Evidence for rapid microscale bacterial redox cycling of iron in circumneutral environments.

The potential for microscale bacterial Fe redox cycling was investigated in microcosms containing ferrihydrite-coated sand and a coculture of a lithotrophic Fe(II)-oxidizing bacterium (strain TW2) and a dissimilatory Fe(III)-reducing bacterium (Shewanella alga strain BrY).

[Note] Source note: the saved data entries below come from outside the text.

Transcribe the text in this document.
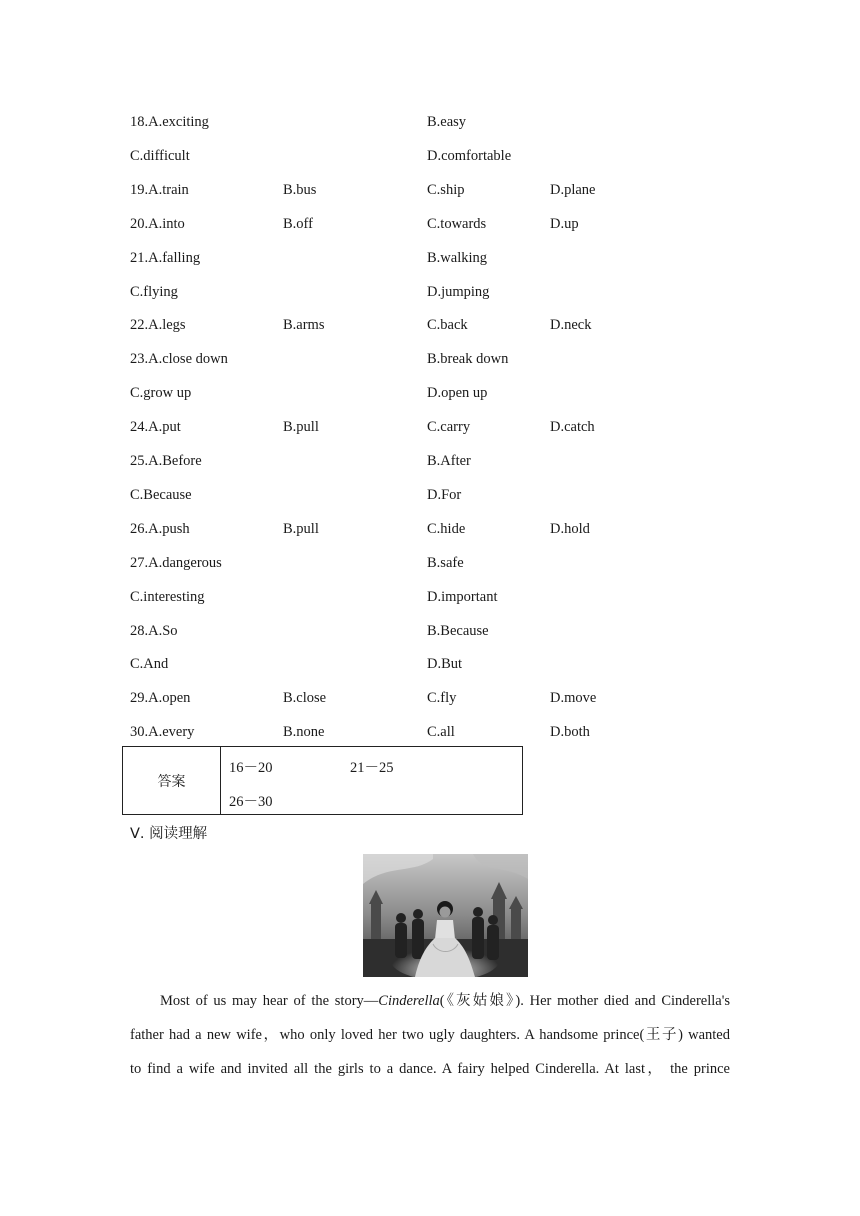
18.A.exciting	B.easy
C.difficult	D.comfortable
19.A.train	B.bus	C.ship	D.plane
20.A.into	B.off	C.towards	D.up
21.A.falling	B.walking
C.flying	D.jumping
22.A.legs	B.arms	C.back	D.neck
23.A.close down	B.break down
C.grow up	D.open up
24.A.put	B.pull	C.carry	D.catch
25.A.Before	B.After
C.Because	D.For
26.A.push	B.pull	C.hide	D.hold
27.A.dangerous	B.safe
C.interesting	D.important
28.A.So	B.Because
C.And	D.But
29.A.open	B.close	C.fly	D.move
30.A.every	B.none	C.all	D.both
答案
16－20	21－25
26－30
Ⅴ. 阅读理解
Most of us may hear of the story—Cinderella(《灰姑娘》). Her mother died and Cinderella's
father had a new wife，who only loved her two ugly daughters. A handsome prince(王子) wanted
to find a wife and invited all the girls to a dance. A fairy helped Cinderella. At last， the prince
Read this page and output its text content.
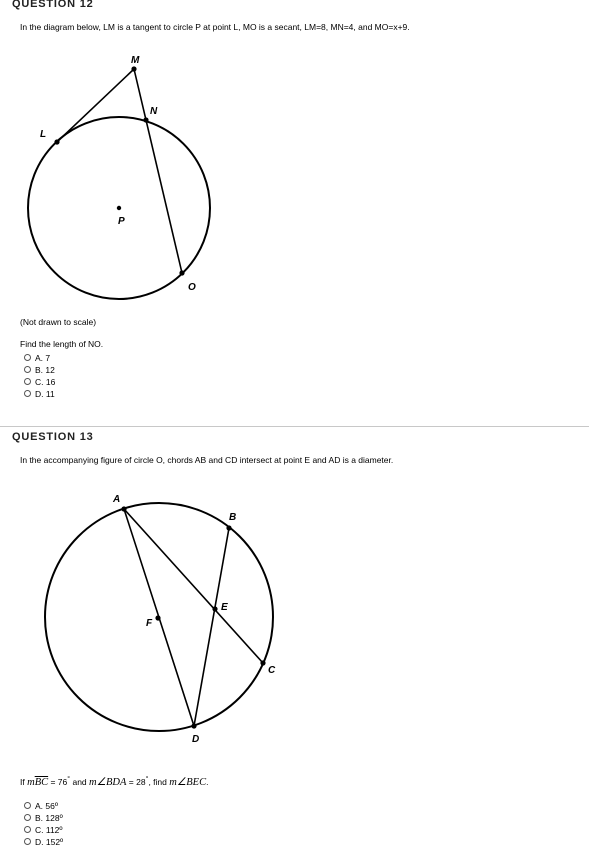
QUESTION 12
In the diagram below, LM is a tangent to circle P at point L, MO is a secant, LM=8, MN=4, and MO=x+9.
M
N
L
P
O
(Not drawn to scale)
Find the length of NO.
A. 7
B. 12
C. 16
D. 11
QUESTION 13
In the accompanying figure of circle O, chords AB and CD intersect at point E and AD is a diameter.
A
B
E
F
C
D
If $m\overline{BC} = 76^\circ$ and m∠BDA = 28°, find m∠BEC.
A. 56º
B. 128º
C. 112º
D. 152º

The Fe(II)-oxidizing organism was isolated from freshwater wetland surface sediments which are characterized by steep gradients of dissolved 02 and high concentrations of dissolved and solid-phase Fe(II) within mm of the sediment-water interface, and which support comparable numbers (10(5)-10(6) mL(-1)) of culturable Fe(II)-oxidizing and Fe(III)-reducing reducing. The coculture systems showed minimal Fe(III) oxide accumulation at the sand-water interface, despite intensive O2 input from the atmosphere and measurable dissolved O2 to a depth of 2 mm below the sand-water interface. In contrast, a distinct layer of oxide precipitates formed in systems containing Fe(IllI)-reducing bacteria alone. Examination of materials from the cocultures by fluorescence in situ hybridization indicated close physical juxtapositioning of Fe(II)-oxidizing and Fe(III)-reducing bacteria in the upper few mm of sand. Our results indicate that Fe(II)-oxidizing bacteria have the potential to enhance the coupling of Fe(II) oxidation and Fe(III) reduction at redox interfaces, thereby promoting rapid microscale cycling of Fe.